8. electrode (8, 9) for a spark plug (1), which consists of a base material (11) and at least one in the base material (11) distributed distributed filler material (12) is formed, which is incorporated in the base material (11) , characterized in that the base material (11) is a Pt base material or pure Pt and the filler material (12) at least one metal oxide having a negative enthalpy of formation greater than 800 kJ / mol O ₂ , wherein the proportion of the filler material (12) between 21 vol.% And 50 vol.%.

9. An electrode according to claim 8, characterized in that the proportion of the filler material (12) is between 21 vol .-% and 30 vol .-%.

10. An electrode according to claim 8 or 9, characterized in that the mean particle diameter (D50) between 5 .mu.m and 20 .mu.m, in particular between 5 .mu.m and 7 .mu.m.
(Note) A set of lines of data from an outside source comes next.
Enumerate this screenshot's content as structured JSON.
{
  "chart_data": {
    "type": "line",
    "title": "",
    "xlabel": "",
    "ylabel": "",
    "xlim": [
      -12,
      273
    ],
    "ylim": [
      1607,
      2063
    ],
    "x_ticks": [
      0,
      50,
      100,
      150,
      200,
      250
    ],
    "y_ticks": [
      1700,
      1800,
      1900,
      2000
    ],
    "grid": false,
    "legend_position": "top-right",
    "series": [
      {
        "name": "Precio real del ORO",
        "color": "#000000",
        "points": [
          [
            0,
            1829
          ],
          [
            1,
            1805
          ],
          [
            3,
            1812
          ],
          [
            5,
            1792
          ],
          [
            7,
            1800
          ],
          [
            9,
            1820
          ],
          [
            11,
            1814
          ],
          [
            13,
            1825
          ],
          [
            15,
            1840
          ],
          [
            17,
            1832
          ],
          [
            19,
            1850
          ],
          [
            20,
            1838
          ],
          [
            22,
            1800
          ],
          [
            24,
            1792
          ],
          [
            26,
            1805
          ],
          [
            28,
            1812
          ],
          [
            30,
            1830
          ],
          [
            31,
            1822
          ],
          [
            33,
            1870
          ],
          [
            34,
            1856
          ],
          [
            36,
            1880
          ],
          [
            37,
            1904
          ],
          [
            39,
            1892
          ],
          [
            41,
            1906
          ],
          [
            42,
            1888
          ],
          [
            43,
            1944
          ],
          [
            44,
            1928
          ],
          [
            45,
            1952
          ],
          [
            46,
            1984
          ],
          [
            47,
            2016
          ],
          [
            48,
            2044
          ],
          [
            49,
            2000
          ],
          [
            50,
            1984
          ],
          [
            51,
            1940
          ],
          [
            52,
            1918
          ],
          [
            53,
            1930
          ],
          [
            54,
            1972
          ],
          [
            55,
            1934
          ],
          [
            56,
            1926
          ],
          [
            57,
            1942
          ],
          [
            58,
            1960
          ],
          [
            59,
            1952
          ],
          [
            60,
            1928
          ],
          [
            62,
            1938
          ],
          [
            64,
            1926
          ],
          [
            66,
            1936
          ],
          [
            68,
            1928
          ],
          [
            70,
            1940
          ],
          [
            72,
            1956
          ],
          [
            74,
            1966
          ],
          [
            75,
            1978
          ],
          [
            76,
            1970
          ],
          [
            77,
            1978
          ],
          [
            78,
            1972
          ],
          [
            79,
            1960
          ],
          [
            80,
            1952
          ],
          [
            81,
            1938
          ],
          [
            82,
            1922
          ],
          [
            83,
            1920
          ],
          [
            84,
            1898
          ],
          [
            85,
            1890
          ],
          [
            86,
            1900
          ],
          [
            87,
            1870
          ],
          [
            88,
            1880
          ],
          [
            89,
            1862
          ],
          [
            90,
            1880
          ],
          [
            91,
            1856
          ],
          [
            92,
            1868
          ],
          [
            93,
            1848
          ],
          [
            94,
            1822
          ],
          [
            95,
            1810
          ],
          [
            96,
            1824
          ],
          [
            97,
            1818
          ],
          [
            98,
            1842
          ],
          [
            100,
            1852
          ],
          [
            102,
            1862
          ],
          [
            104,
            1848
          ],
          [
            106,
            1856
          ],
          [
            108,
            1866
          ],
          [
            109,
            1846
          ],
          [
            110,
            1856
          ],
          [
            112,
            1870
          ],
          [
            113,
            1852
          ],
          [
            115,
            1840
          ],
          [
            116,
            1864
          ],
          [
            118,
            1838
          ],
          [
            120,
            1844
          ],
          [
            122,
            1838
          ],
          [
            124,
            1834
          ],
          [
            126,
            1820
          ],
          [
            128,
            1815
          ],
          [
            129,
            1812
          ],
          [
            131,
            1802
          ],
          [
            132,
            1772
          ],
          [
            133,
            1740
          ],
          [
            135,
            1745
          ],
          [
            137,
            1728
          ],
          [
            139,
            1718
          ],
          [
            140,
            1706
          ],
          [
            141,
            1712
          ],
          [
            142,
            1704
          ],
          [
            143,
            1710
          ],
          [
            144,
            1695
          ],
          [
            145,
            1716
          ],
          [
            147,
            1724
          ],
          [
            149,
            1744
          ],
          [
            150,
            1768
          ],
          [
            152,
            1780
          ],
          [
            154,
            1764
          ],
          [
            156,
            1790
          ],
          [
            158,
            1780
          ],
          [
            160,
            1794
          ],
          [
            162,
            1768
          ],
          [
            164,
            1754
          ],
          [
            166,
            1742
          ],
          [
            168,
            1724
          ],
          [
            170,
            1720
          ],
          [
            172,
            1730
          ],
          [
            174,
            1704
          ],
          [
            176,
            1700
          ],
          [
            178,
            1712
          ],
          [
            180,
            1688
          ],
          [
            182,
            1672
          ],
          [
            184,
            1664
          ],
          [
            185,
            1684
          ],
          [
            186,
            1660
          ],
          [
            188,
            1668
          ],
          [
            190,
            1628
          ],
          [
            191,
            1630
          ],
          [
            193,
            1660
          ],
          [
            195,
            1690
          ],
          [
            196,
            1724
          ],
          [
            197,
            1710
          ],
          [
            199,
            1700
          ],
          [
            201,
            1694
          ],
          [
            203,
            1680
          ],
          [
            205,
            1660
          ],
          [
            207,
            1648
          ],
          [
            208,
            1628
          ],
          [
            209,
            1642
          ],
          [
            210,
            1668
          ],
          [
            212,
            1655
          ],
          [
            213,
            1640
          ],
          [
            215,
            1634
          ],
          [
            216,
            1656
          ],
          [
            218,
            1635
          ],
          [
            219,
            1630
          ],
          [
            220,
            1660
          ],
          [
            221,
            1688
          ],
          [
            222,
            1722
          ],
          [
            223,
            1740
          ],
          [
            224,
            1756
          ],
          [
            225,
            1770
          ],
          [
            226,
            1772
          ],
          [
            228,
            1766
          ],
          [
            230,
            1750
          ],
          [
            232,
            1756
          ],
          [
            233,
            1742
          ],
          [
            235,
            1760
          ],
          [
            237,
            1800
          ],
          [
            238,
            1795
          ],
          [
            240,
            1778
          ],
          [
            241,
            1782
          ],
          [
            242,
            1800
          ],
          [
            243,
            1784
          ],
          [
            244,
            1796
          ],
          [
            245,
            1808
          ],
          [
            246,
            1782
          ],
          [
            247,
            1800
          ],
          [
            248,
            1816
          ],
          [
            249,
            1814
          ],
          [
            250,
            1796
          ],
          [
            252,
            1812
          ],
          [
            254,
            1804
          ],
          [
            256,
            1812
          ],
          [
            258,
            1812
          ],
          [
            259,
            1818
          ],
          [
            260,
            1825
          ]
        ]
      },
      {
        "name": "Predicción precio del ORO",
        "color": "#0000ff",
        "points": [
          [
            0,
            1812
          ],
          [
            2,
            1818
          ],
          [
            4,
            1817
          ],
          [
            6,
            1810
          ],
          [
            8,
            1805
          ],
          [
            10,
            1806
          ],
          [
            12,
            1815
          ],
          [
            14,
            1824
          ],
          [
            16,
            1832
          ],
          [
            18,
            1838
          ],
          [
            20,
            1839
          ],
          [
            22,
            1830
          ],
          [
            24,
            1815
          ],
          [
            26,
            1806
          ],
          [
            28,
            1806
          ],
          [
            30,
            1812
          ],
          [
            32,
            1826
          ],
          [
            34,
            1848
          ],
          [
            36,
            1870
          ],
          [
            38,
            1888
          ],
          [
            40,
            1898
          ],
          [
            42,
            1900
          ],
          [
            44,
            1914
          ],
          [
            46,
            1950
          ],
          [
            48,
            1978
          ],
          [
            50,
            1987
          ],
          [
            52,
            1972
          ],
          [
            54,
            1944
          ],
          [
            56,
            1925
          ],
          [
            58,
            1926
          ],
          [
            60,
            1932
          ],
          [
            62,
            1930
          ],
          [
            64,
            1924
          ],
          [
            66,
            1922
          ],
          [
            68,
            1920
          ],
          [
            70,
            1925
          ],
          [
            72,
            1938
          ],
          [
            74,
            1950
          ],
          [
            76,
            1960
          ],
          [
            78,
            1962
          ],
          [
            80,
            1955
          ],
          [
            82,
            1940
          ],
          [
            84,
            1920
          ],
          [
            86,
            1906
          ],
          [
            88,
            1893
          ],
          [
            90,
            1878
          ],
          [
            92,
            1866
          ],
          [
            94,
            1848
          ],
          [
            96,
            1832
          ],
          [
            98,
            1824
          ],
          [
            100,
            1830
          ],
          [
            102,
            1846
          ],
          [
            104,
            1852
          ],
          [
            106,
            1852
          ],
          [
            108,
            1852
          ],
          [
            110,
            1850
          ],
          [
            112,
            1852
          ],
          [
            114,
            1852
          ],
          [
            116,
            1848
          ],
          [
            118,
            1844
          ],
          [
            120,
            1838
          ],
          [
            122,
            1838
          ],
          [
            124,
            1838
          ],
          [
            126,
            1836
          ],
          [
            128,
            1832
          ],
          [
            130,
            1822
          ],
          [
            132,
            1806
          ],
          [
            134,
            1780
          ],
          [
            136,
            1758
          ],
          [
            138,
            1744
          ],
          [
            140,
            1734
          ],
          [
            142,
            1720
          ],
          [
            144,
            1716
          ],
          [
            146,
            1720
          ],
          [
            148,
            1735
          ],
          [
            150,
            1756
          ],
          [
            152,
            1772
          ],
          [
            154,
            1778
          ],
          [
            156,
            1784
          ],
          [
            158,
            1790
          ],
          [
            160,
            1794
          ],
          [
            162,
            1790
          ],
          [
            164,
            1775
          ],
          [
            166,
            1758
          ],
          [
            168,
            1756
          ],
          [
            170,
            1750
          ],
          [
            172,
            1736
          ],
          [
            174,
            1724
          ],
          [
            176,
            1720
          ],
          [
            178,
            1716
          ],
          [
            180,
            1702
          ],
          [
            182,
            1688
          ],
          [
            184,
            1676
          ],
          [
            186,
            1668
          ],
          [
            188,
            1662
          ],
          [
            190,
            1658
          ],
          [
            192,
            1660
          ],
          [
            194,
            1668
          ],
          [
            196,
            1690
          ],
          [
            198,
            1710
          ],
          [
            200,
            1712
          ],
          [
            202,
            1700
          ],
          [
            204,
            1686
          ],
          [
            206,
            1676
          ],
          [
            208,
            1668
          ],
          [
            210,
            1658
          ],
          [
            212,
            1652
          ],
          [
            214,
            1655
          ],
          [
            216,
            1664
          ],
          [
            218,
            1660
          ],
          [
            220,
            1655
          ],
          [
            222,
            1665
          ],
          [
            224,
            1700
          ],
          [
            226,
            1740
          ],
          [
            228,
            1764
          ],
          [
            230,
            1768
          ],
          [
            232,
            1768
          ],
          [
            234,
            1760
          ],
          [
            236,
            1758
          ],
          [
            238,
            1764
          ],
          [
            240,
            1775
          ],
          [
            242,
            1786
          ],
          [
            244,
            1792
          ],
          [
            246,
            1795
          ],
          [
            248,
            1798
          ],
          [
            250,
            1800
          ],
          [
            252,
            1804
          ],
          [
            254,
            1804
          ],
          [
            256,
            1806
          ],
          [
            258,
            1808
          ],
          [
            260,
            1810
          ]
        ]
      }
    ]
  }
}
11. An electrode according to any one of claims 8 to 10, characterized in that the additive is an alkaline earth metal oxide or a rare earth metal oxide.

12. Electrode according to one of claims 8 to 10, characterized in that the additive is Al ₂ O ₃ , Y ₂ O ₃ , ZrO ₂ or Sc ₂ O ₃ .

13. Electrode according to one of claims 8 to 10, characterized in that is embedded in the base material MgO.

14. Electrode according to one of claims 8 to 10, characterized in that in the

15. Electrode (8, 9) for a spark plug (1), which consists of a base material (11) and at least one in the base material (11) distributed distributed filler material (12) is formed, which is incorporated in the base material (11) , characterized in that the base material (11) is a Pt base material or pure Pt and the additional material (12) at least one metal oxide from the group of rare earth metal oxides and / or at least one metal oxide from the group Al ₂ O ₃ , Y ₂ O ₃ , Sc ₂ O ₃ , CaO, SrO, BaO and / or at least one mixed oxide such as spinel, from at least one alkaline earth metal oxide, a rare earth metal oxide, Al ₂ O ₃ , Y ₂ O ₃ and / or Sc ₂ O ₃ , wherein the filler material (12) has a negative enthalpy of formation greater than 800 kJ / mol of O ₂ , and wherein the fraction of the filler material (12) is between 5% by volume and 50% by volume.

16. An electrode according to claim 15, characterized in that the proportion of the filler material (12) between

10% by volume and 30% by volume.

17. An electrode according to claim 15 or 16, characterized in that an average particle diameter (D50) of the filler material (12) between 0.5 .mu.m and 20 .mu.m, preferably between 1 .mu.m and 7 .mu.m.